Did you enjoy 28 Days Later? Well, good news for you. Thanks to the almost seamless transition in visual style, pacing, and tone from 28 Days Later to its just-released-to-DVD sequel, 28 Weeks Later, there’s an 87% chance that you’ll find the sequel to be 92% satisfying.
Seriously… you’ll recognize a lot of elements from the first film in 28 Weeks Later. (And that’s a good thing. If it ain’t broke… ) There are those fantastic wide shots of an uninhabited, post-zombie-infestation London. Creepy. Although this time around, you’ll also get a lot of sweeping overhead shots of empty streets and deserted buildings… and you will wonder how the producers pulled it off.
There are those great, prolonged close-ups of actors’ faces during non-verbal moments of reaction or reflection. The gray and muted visual tones of the movie that make a subconscious suggestion that the city is diseased or not-quite-right… which you almost don’t even notice until intentionally-shocking moments of sunlight. (Or maybe that’s just London on a good day, I don’t know.) And, of course, the bouncy hand-held cam shots of frenetic zombie violence. And running. Lots of running.
You’ve got to wonder how the two movies ended up so wonderfully similar in so many respects, considering that the production teams (including writing and directing roles) were comprised of different players. Juan Carlos Fresnadillo took over directing duties from Danny Boyle, who stayed on as an executive producer for the sequel.
I almost wonder if Boyle’s “producer” duties played out something like this:
Juan Carlos: …and, cut!
Danny: Hey, Juan Carlos, sorry to bother you, again…
Juan Carlos: Sigh. Sure, Danny, what’s up?
Danny: Well, I couldn’t help but notice that you didn’t shoot that last scene like I would have shot it. Here, let me show you how to do it…
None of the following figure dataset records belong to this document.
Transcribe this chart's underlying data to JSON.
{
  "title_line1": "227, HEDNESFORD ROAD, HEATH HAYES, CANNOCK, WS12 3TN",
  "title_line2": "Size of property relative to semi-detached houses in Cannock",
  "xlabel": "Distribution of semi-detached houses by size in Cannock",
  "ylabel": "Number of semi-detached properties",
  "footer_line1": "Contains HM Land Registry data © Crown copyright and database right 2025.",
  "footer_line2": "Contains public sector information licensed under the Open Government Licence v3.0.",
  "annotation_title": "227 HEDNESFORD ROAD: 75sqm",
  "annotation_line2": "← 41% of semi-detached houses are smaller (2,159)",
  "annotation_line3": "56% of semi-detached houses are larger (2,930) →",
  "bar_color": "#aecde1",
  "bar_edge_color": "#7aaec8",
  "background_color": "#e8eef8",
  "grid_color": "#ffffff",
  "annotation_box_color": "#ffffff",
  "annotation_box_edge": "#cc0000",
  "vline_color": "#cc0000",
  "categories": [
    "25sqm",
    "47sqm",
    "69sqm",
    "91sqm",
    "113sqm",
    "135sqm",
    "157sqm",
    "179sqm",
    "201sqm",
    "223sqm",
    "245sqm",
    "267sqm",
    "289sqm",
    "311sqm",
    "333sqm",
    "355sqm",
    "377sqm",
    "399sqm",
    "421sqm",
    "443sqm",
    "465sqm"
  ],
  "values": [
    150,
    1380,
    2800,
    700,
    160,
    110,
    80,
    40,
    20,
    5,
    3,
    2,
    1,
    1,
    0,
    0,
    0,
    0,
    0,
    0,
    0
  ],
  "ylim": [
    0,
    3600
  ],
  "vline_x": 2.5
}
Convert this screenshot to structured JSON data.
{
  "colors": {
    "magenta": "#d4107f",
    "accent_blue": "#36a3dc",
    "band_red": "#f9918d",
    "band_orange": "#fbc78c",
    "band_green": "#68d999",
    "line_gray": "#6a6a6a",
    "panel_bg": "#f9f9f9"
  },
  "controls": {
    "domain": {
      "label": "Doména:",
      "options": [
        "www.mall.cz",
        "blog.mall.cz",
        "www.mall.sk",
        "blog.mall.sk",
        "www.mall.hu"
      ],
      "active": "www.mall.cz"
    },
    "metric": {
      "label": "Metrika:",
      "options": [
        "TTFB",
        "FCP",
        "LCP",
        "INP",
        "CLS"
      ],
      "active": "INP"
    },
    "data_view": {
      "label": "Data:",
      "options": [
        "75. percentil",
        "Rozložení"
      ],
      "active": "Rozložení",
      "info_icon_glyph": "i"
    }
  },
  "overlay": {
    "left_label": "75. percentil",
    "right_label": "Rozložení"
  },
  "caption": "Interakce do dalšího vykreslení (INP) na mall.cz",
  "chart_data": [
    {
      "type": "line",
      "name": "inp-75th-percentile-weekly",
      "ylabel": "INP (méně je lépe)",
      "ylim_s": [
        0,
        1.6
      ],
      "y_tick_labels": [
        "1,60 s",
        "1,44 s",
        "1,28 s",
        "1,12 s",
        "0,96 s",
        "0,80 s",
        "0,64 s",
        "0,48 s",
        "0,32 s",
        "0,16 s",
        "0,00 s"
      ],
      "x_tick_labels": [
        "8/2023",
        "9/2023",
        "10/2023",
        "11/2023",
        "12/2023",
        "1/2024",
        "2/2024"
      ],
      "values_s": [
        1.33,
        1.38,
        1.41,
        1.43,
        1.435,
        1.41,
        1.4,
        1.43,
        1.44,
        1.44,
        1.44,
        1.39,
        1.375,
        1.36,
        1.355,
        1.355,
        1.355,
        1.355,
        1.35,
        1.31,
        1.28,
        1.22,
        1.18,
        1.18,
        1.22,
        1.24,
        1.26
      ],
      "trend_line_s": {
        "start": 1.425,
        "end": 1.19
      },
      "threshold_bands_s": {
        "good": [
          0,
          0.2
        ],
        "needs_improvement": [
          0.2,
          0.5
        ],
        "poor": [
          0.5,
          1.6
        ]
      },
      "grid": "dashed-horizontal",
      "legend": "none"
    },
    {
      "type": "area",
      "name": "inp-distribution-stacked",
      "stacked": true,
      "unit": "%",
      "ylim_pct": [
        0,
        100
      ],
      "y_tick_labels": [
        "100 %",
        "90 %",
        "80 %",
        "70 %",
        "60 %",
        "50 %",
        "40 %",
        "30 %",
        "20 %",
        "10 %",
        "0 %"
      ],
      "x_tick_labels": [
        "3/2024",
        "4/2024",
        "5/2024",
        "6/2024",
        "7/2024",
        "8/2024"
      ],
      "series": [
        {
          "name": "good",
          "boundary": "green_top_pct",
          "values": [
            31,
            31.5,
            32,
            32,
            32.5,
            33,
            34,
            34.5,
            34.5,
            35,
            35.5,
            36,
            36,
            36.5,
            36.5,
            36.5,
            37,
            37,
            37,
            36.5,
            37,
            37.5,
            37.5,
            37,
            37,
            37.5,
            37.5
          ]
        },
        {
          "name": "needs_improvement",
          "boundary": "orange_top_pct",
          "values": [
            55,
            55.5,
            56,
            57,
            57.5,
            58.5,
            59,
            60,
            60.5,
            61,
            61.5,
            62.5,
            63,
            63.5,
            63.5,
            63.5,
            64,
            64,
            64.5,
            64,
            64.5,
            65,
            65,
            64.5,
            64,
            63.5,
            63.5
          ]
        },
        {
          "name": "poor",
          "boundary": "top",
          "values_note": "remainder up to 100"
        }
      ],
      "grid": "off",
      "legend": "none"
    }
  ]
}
The sequel does come up somewhat short in one respect, however, and that’s in the overwhelming-sense-of-despair department. In the first movie, you only learned as much about the newly-zombie-infested world as the experience of the main character, Jim, would allow. And since he was fresh out of a coma in the middle of a mysteriously-deserted hospital after the initial zombie outbreak had already happened… you and Jim were pretty much in the dark. First, you wondered, where the hell is everyone else? Then, are there any other survivors? And, are there any remnants of government or military? Had the rage virus spread outside Britain? Is there any hope for the ragtag group of survivors that forms over the course of the movie, or would they be fending for themselves against relentless zombie attacks for forevermore?
By gradually revealing the apocalyptic world to both audiences and the characters, the filmmakers behind 28 Days Later allowed viewers to share the sense of dread, desperation, and hopelessness that plagued the protagonists. Not so much in 28 Weeks Later.
The sequel finds the U.S. military securing London for re-habitation. In fact, the military’s control of the city is so demonstrably complete, it’s hard to get nervous when the inevitable outbreak of the rage virus happens. Sure, it sucks for the few hundred civilians at ground level, but there’s not really a point at which you worry that the problem can’t be sniped, gassed, burned, or bombed to smithereens. Or, all of the above, as the case happens to be.
Don’t let me detract from how this scenario lends to a more challenging (and interesting) gauntlet of obstacles for the film’s protagonist’s however. The good guys have to worry about lots more than zombies, and that’s a good thing for the movie.
The long and short of it: If you liked the first one, the sequel’s a pretty safe bet. Safer than having to rely on Britney Spears for maternal care, anyway.